Se la riforma governativa della giustizia va avanti a schiacciasassi senza modifiche, la colpa è anche dell'Anm, l'Associazione nazionale magistrati, che mentre la riforma prendeva corpo ha scelto la strada dello scontro frontale, «trasformandosi in un soggetto politico di opposizione», anziché prendere la via del dialogo. A spiegarlo al Giornale è Claudio Galoppi, segretario di Magistratura indipendente, la corrente più moderata della Anm.
Però anche la sua corrente, dottor Galoppi, ha scioperato contro la riforma.
«Certo, perché è una riforma sgangherata che non risolve nessuno dei problemi esistenti e ne crea di nuovi. Cito per tutti: di fatto viene istituita una corporazione separata fatta solo di pubblici ministeri che renderanno conto del loro operato solo a se stessi, senza temere contraccolpi alla carriera da parte dei giudici. Potrei andare avanti a lungo. Ma il problema è che questa riforma era nel programma della coalizione che ha vinto le elezioni e che legittimamente rivendica il diritto di attuare il mandato ricevuto. Noi invece dobbiamo chiederci: l'Anm ha fatto di tutto perché il testo venisse modificato quando era ancora possibile? Io dico di no. Non abbiamo dialogato. Abbiamo perso l'occasione per un confronto reale. Se fosse stato avviato anni fa, ci sarebbe stata la possibilità di incidere concretamente nel percorso della riforma, nell'interesse non tanto dei magistrati quanto dei cittadini. E non si è scelta questa strada perché si è fatto dell'Anm uno strumento di contrapposizione politica al governo».
Il nuovo presidente dell'Anm, Cesare Parodi, ha chiesto di essere ricevuto a Palazzo Chigi: ma non è cambiato nulla.
«Parodi è un uomo equilibrato e aperto al dialogo. Il danno l'ha fatto chi c'era prima di lui, e ormai è irreparabile. La partita è persa, la riforma verrà approvata. Tra qualche anno se ne vedranno le conseguenze negative».
I capi di Area, la corrente di sinistra, non hanno fatto autocritica. Anzi, rincarano continuamente le dosi contro il governo.
«La differenza tra noi e loro è che non abbiamo accettato mai e poi mai di usare l'Anm come strumento di contrapposizione politica. Per Magistratura indipendente, non esistono governi amici e governi nemici. Dovrebbe essere un'ovvietà, ma certe scelte di chiusura pregiudiziale al dialogo mi fanno pensare che non tutti la pensano così».

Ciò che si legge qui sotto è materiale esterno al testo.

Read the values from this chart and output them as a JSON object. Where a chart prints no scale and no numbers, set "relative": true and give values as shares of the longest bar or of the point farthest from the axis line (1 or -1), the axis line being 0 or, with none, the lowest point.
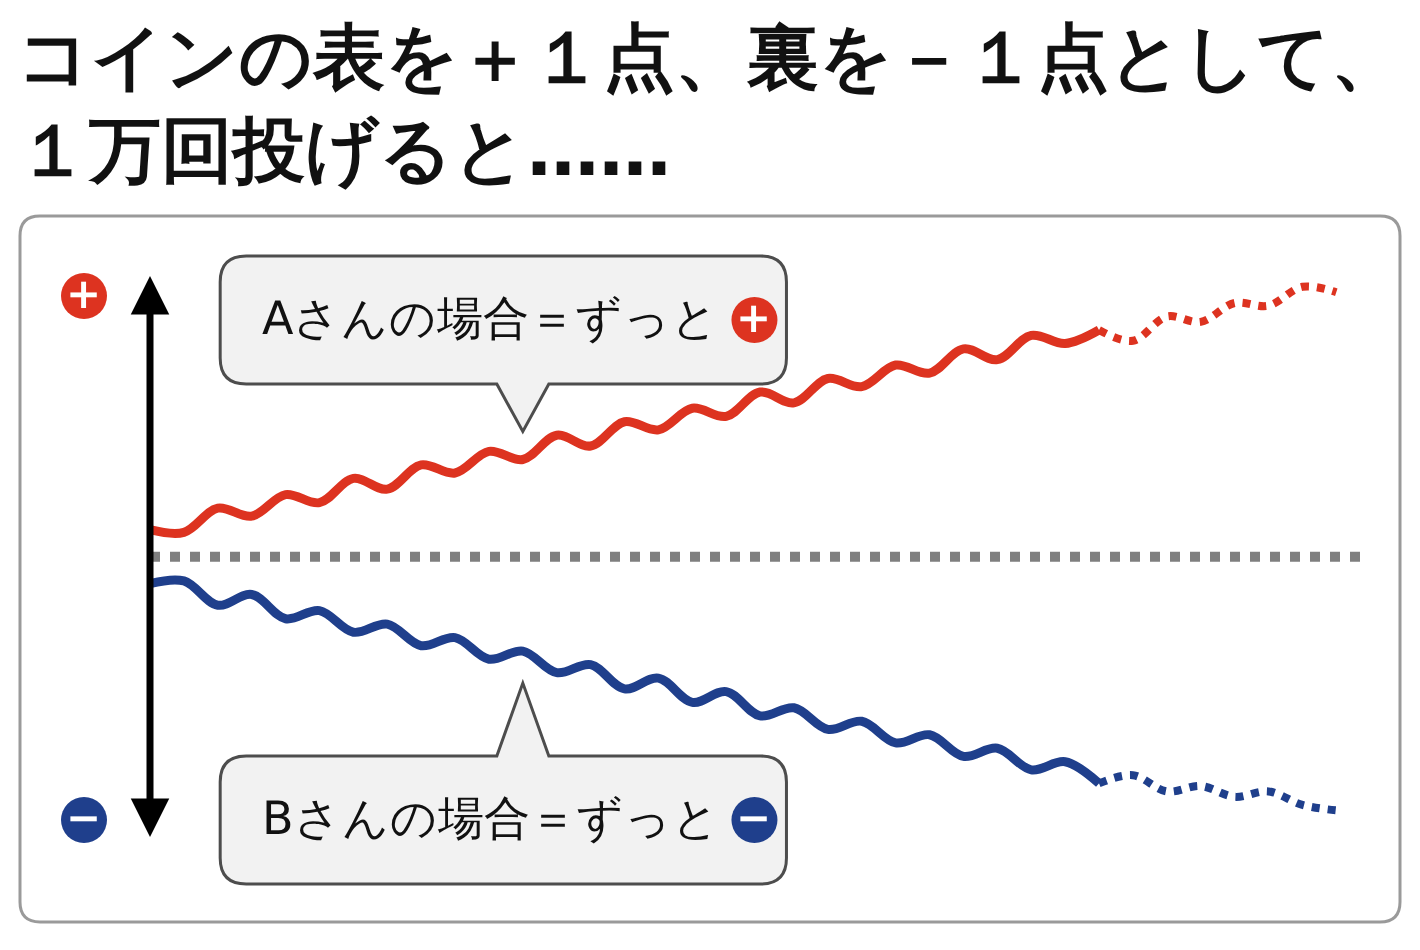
{
  "chart_data": {
    "type": "line",
    "title": "コインの表を＋１点、裏を－１点として、１万回投げると……",
    "relative": true,
    "categories": [
      null,
      null,
      null,
      null,
      null,
      null,
      null,
      null,
      null,
      null,
      null,
      null,
      null,
      null,
      null,
      null,
      null,
      null,
      null,
      null,
      null,
      null,
      null,
      null,
      null,
      null,
      null,
      null,
      null,
      null,
      null,
      null,
      null,
      null,
      null,
      null
    ],
    "series": [
      {
        "name": "Aさんの場合＝ずっと",
        "color": "#dd3320",
        "line_style": "solid",
        "values": [
          0.1,
          0.09,
          0.18,
          0.15,
          0.23,
          0.2,
          0.29,
          0.25,
          0.34,
          0.31,
          0.39,
          0.36,
          0.45,
          0.41,
          0.5,
          0.47,
          0.55,
          0.52,
          0.61,
          0.57,
          0.66,
          0.63,
          0.71,
          0.68,
          0.77,
          0.73,
          0.82,
          0.79,
          0.84,
          null,
          null,
          null,
          null,
          null,
          null,
          null
        ]
      },
      {
        "name": "Bさんの場合＝ずっと",
        "color": "#1f3f8c",
        "line_style": "solid",
        "values": [
          -0.1,
          -0.09,
          -0.18,
          -0.14,
          -0.23,
          -0.2,
          -0.28,
          -0.25,
          -0.33,
          -0.3,
          -0.38,
          -0.35,
          -0.43,
          -0.4,
          -0.49,
          -0.45,
          -0.54,
          -0.5,
          -0.59,
          -0.56,
          -0.64,
          -0.61,
          -0.69,
          -0.66,
          -0.74,
          -0.71,
          -0.79,
          -0.76,
          -0.84,
          null,
          null,
          null,
          null,
          null,
          null,
          null
        ]
      },
      {
        "color": "#dd3320",
        "line_style": "dotted",
        "values": [
          null,
          null,
          null,
          null,
          null,
          null,
          null,
          null,
          null,
          null,
          null,
          null,
          null,
          null,
          null,
          null,
          null,
          null,
          null,
          null,
          null,
          null,
          null,
          null,
          null,
          null,
          null,
          null,
          0.84,
          0.8,
          0.89,
          0.87,
          0.94,
          0.93,
          1,
          0.98
        ]
      },
      {
        "color": "#1f3f8c",
        "line_style": "dotted",
        "values": [
          null,
          null,
          null,
          null,
          null,
          null,
          null,
          null,
          null,
          null,
          null,
          null,
          null,
          null,
          null,
          null,
          null,
          null,
          null,
          null,
          null,
          null,
          null,
          null,
          null,
          null,
          null,
          null,
          -0.84,
          -0.81,
          -0.87,
          -0.85,
          -0.89,
          -0.87,
          -0.92,
          -0.94
        ]
      }
    ],
    "ref_lines": [
      {
        "axis": "y",
        "value": 0,
        "color": "#7f7f7f",
        "line_style": "dotted"
      }
    ],
    "annotations": [
      "+",
      "−"
    ]
  }
}
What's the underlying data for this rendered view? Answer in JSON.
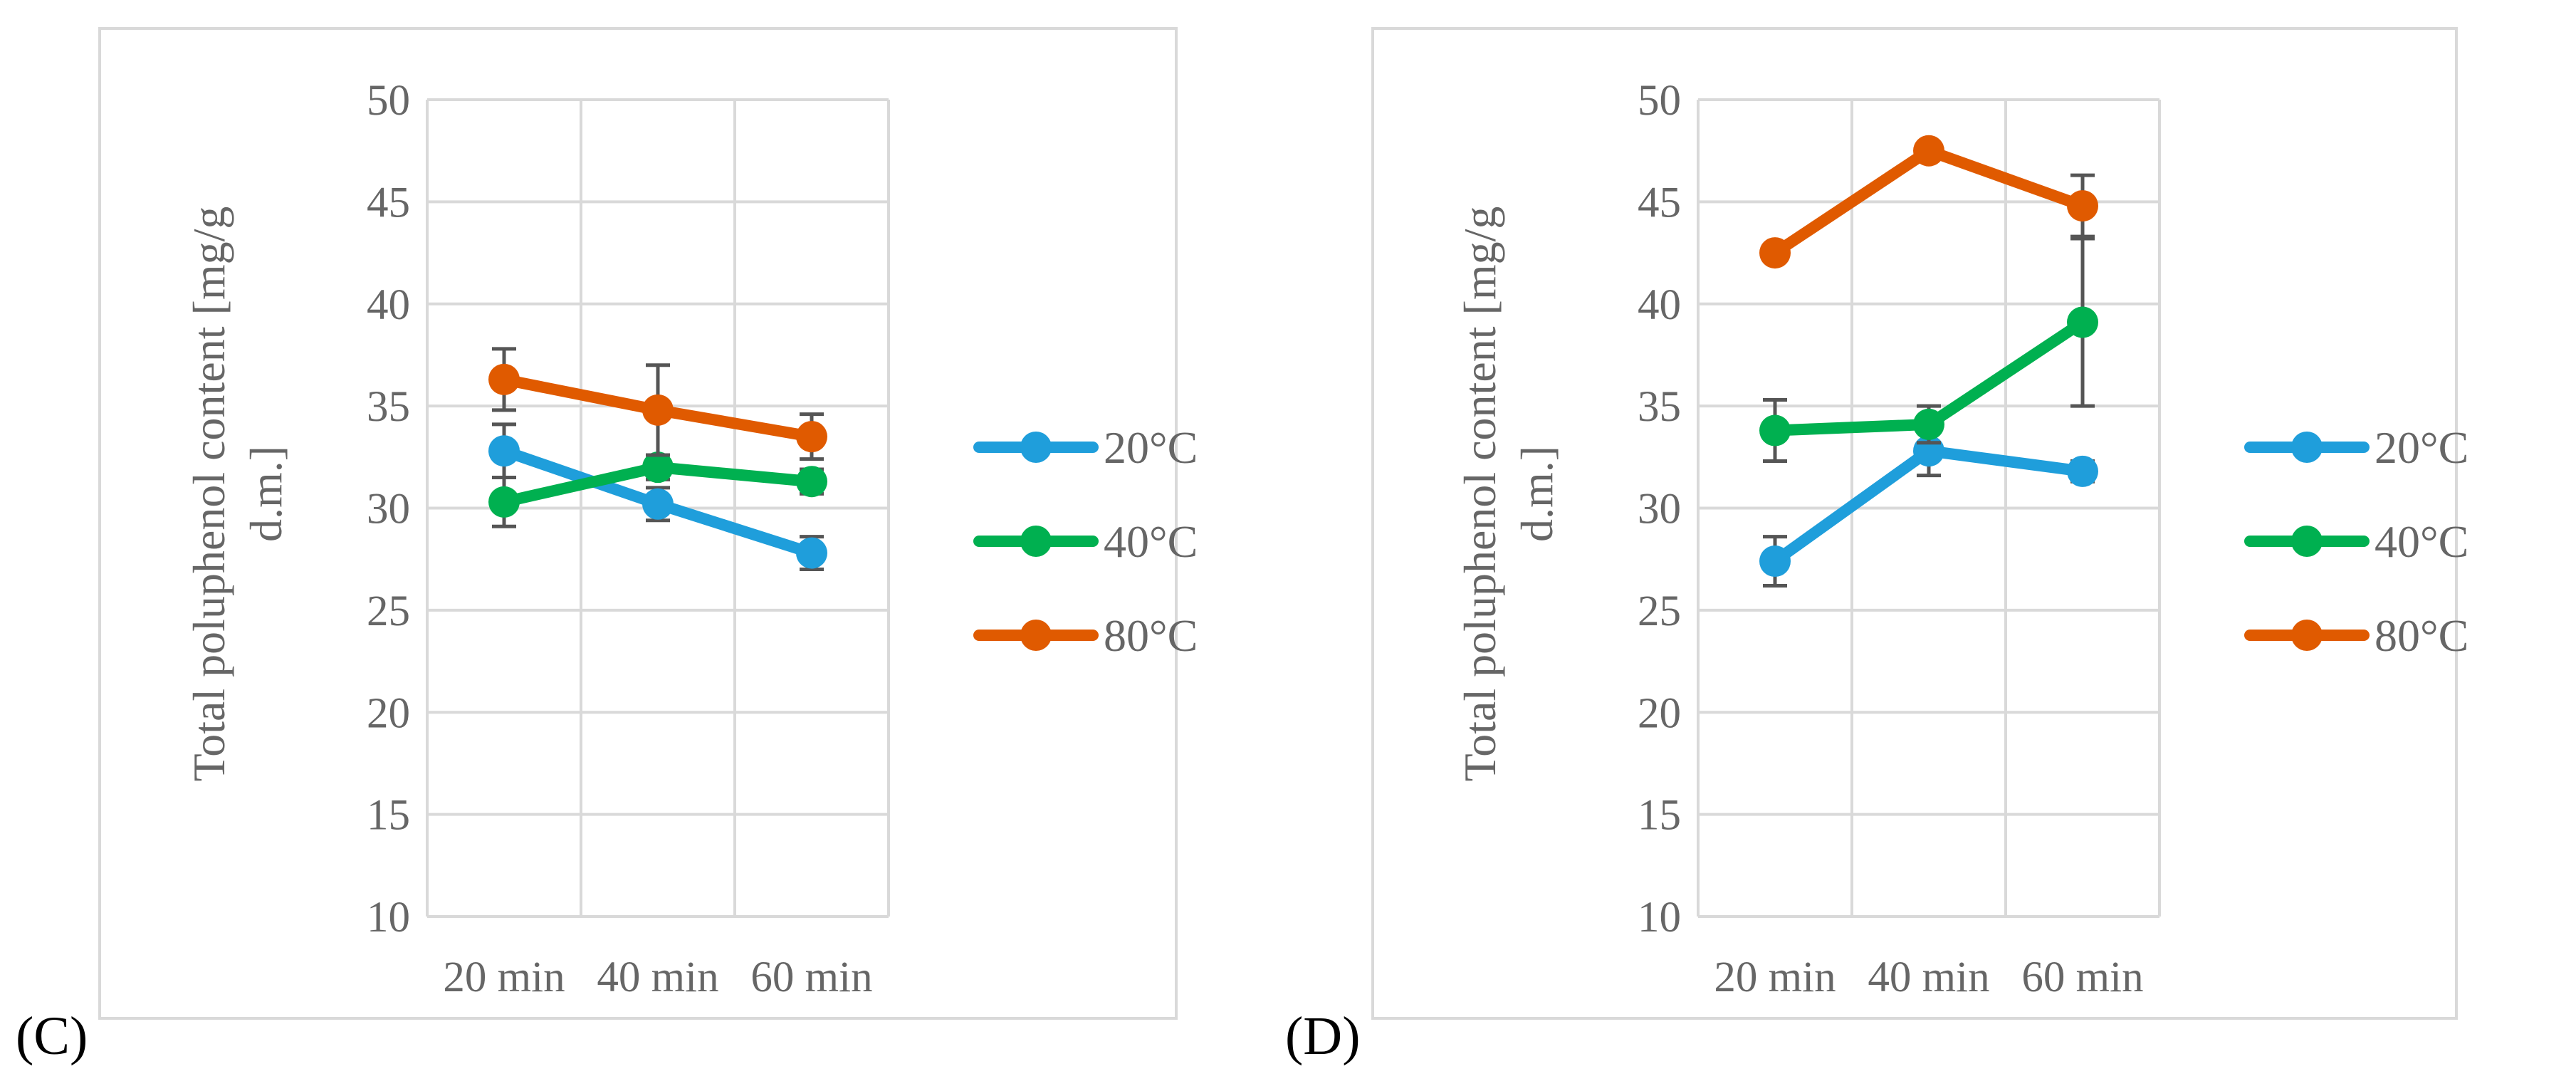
{
  "chart_data": [
    {
      "panel_label": "(C)",
      "type": "line",
      "categories": [
        "20 min",
        "40 min",
        "60 min"
      ],
      "ylabel_lines": [
        "Total poluphenol content [mg/g",
        "d.m.]"
      ],
      "ylim": [
        10,
        50
      ],
      "yticks": [
        10,
        15,
        20,
        25,
        30,
        35,
        40,
        45,
        50
      ],
      "grid": true,
      "legend_position": "right",
      "series": [
        {
          "name": "20°C",
          "values": [
            32.8,
            30.2,
            27.8
          ],
          "errors": [
            1.3,
            0.8,
            0.8
          ]
        },
        {
          "name": "40°C",
          "values": [
            30.3,
            32.0,
            31.3
          ],
          "errors": [
            1.2,
            0.6,
            0.6
          ]
        },
        {
          "name": "80°C",
          "values": [
            36.3,
            34.8,
            33.5
          ],
          "errors": [
            1.5,
            2.2,
            1.1
          ]
        }
      ]
    },
    {
      "panel_label": "(D)",
      "type": "line",
      "categories": [
        "20 min",
        "40 min",
        "60 min"
      ],
      "ylabel_lines": [
        "Total poluphenol content [mg/g",
        "d.m.]"
      ],
      "ylim": [
        10,
        50
      ],
      "yticks": [
        10,
        15,
        20,
        25,
        30,
        35,
        40,
        45,
        50
      ],
      "grid": true,
      "legend_position": "right",
      "series": [
        {
          "name": "20°C",
          "values": [
            27.4,
            32.8,
            31.8
          ],
          "errors": [
            1.2,
            1.2,
            0.5
          ]
        },
        {
          "name": "40°C",
          "values": [
            33.8,
            34.1,
            39.1
          ],
          "errors": [
            1.5,
            0.9,
            4.1
          ]
        },
        {
          "name": "80°C",
          "values": [
            42.5,
            47.5,
            44.8
          ],
          "errors": [
            0.4,
            0.4,
            1.5
          ]
        }
      ]
    }
  ],
  "colors": {
    "series": [
      "#1f9edb",
      "#00b050",
      "#e05a00"
    ],
    "grid": "#d9d9d9",
    "error_bar": "#555555",
    "frame": "#d9d9d9",
    "text": "#666666"
  }
}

Il presidente Parodi è uomo pacato, ma intorno a lui c'è chi come il segretario Rocco Maruotti fa la voce grossa senza consultarsi con nessuno.
«Il segretario Maruotti farebbe bene a specificare se parla a titolo personale o dell'Anm».
Da questo scontro l'Anm esce ridimensionata?
«Io sono fiducioso che il presidente Parodi riporterà l'Associazione sulla strada del dialogo istituzionale, che è quello che ci compete: abbiamo il dovere e il diritto di commentare tecnicamente le leggi, indicando cosa funziona e cosa no, ma non di fare opposizione politica. Nel frattempo, è montato un clima quasi punitivo nei confronti dei magistrati».
In che senso?
«È giusto che i magistrati siano sottoposti a valutazione periodiche di professionalità, ed è opportuno che anche gli avvocati dicano la loro. Ma ora l'Ordine degli avvocati di Milano ha allestito una piattaforma in cui i magistrati possono essere oggetti di segnalazioni di cui ci si preoccupa di garantire la segretezza. Questa è una forma di delazione anonima. Si vuole fare la Tripadvisor dei magistrati? Ma c'è un tema che mi angoscia di più».
Quale?
«Il carcere. Non riesco a credere che si possa considerare il suicidio in carcere la normalità. Ci sono in carcere malati psichiatrici che dovrebbero stare altrove, in strutture che non esistono, e per i quali la cella è l'anticamera del suicidio. So che il ministro Nordio ha a cuore il problema del carcere, sta lavorando bene, ma intanto si continua a morire. Serve un provvedimento di clemenza».
Sta proponendo una amnistia?
«Sì, per i reati meno gravi e per i detenuti meno pericolosi. Mi attacchino pure, ma è ciò che mi dice la mia coscienza».